Beto O'Rourke is definitely making an impact on the race, but for somebody who truly came out of nowhere, there's the one and only Pete Buttigieg, aka Mayor Pete. He's not exactly topping the polls right now, but just getting on people's radar screens at this point is pretty amazing. And I have to admit, I like a lot of what I see; he's seems to have very good political instincts. Like this, from a January interview in Washington Post Magazine:
“Donald Trump got elected because, in his twisted way, he pointed out the huge troubles in our economy and our democracy…at least he didn’t go around saying that America was already great, like Hillary did.”
---Mayor Pete
Right on, Mayor Pete! Of course, this earned him no applause from the political geniuses who advise Hillary Clinton. Nick Merrill, one such advisor, had this to say:
“This is indefensible. @HillaryClinton ran on a belief in this country & the most progressive platform in modern political history. Trump ran on pessimism, racism, false promises, & vitriol. Interpret that how you want, but there are 66,000,000 people who disagree."
Yes, how can Mayor Pete say those terrible things about such a successful campaign?
Anyway, David Atkins has a good take on the Washington Monthly blog about the dispute that underlies this exchange.
"Trump is a fraud, and so are his promises. But during the 2016 campaign, he acknowledged the anxiety of these communities, and gave them a narrative that fit both their worldview, their understanding of politics, and their prejudices.....
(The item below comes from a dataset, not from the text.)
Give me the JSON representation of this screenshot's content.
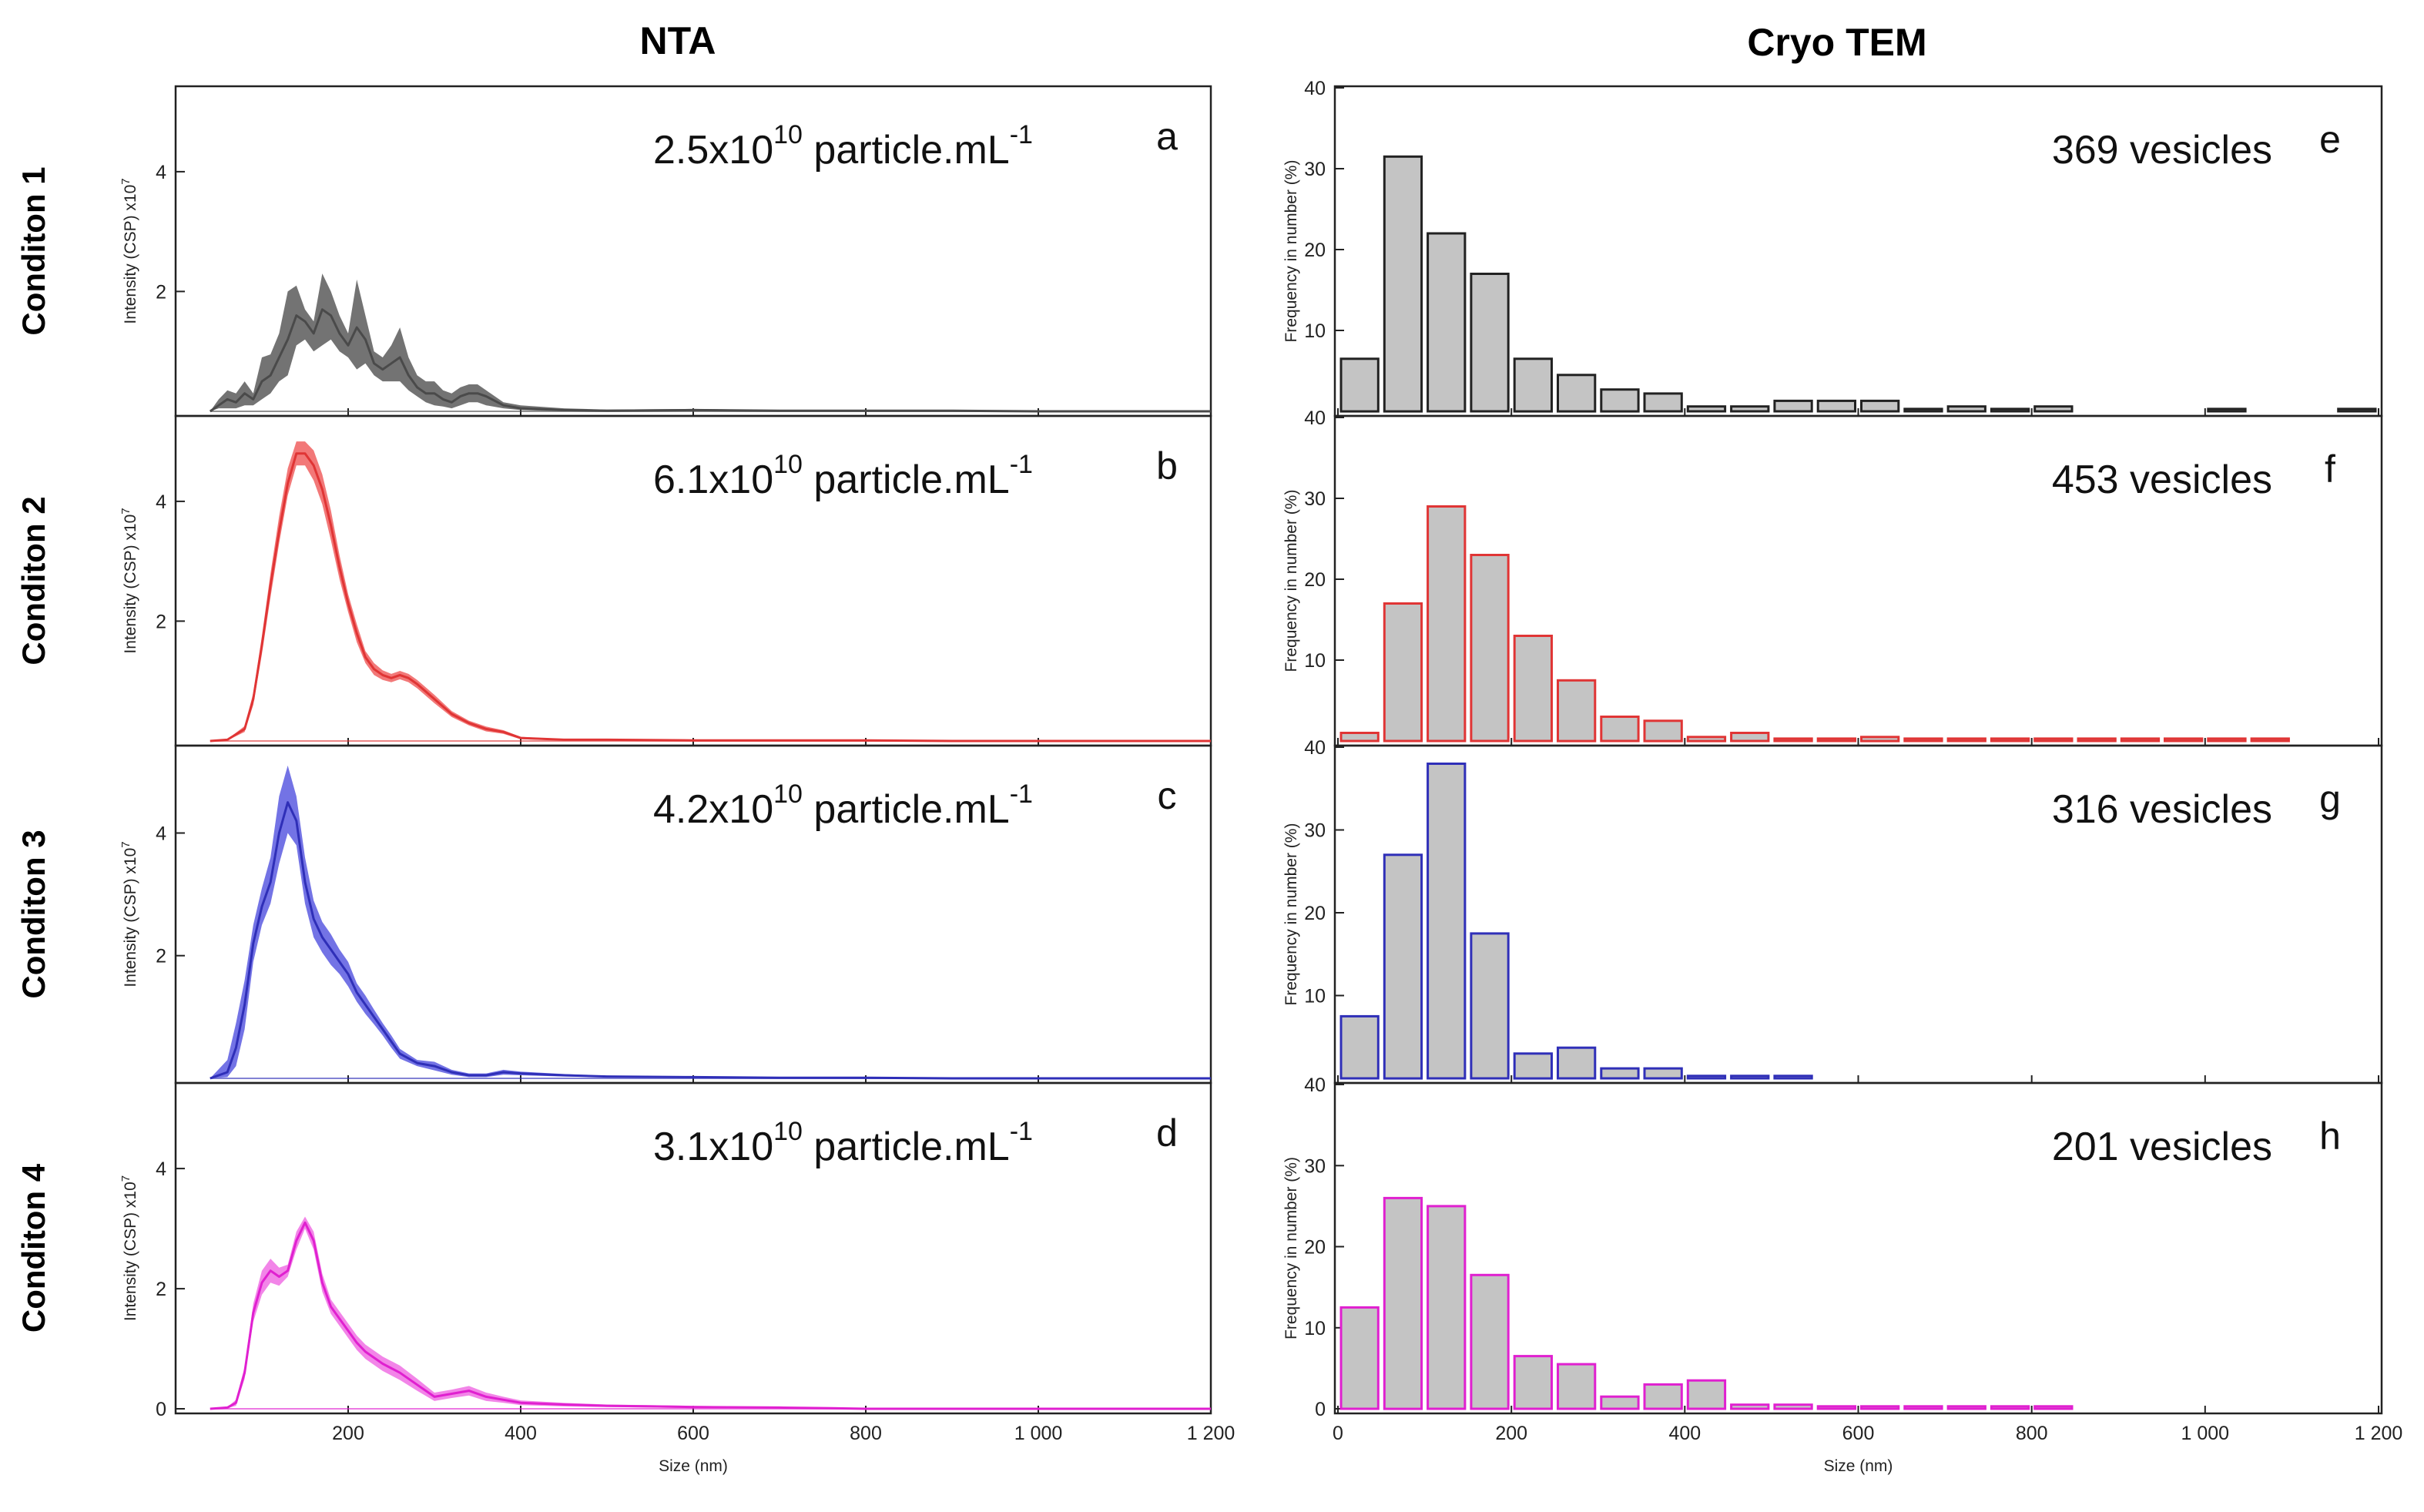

It is very disappointing that so many voters in the white working class were willing to believe and accept the racism-fueled narrative of false promises that Trump offered, but that is what happened. Whoever the Democratic nominee is in 2020 has two options to confront this problem. One is to simply give up on reaching these voters in the belief that their prejudices concerning racial and gender minorities make them unwinnable, regardless of the nominee’s messaging around economic policy. The second is to campaign to them in a way that acknowledges the desolation of these communities and gives them a more appropriate and accurate villain to blame.
Merrill’s argument fallaciously assumes that taking this second approach means unavoidably abandoning the Democratic party’s base: women and people of color. But both common sense and specific research indicates that this doesn’t need to be the case.....
Another broad misconception shared by those in Merrill’s camp is that economic populists from the left who support Buttigieg’s messaging believe that all Trump voters can potentially be swayed by it. It’s common among these types to point to some act of horrific racism or sexism at a Trump rally and smirk about “economic anxiety.” But, of course, no one really believes that all Trump voters are persuadable in this way...Even if only 5% of Trump voters are...persuadable...that's the difference in many districts and states between a loss and a landslide victory."
To his credit, I think Mayor Pete gets this.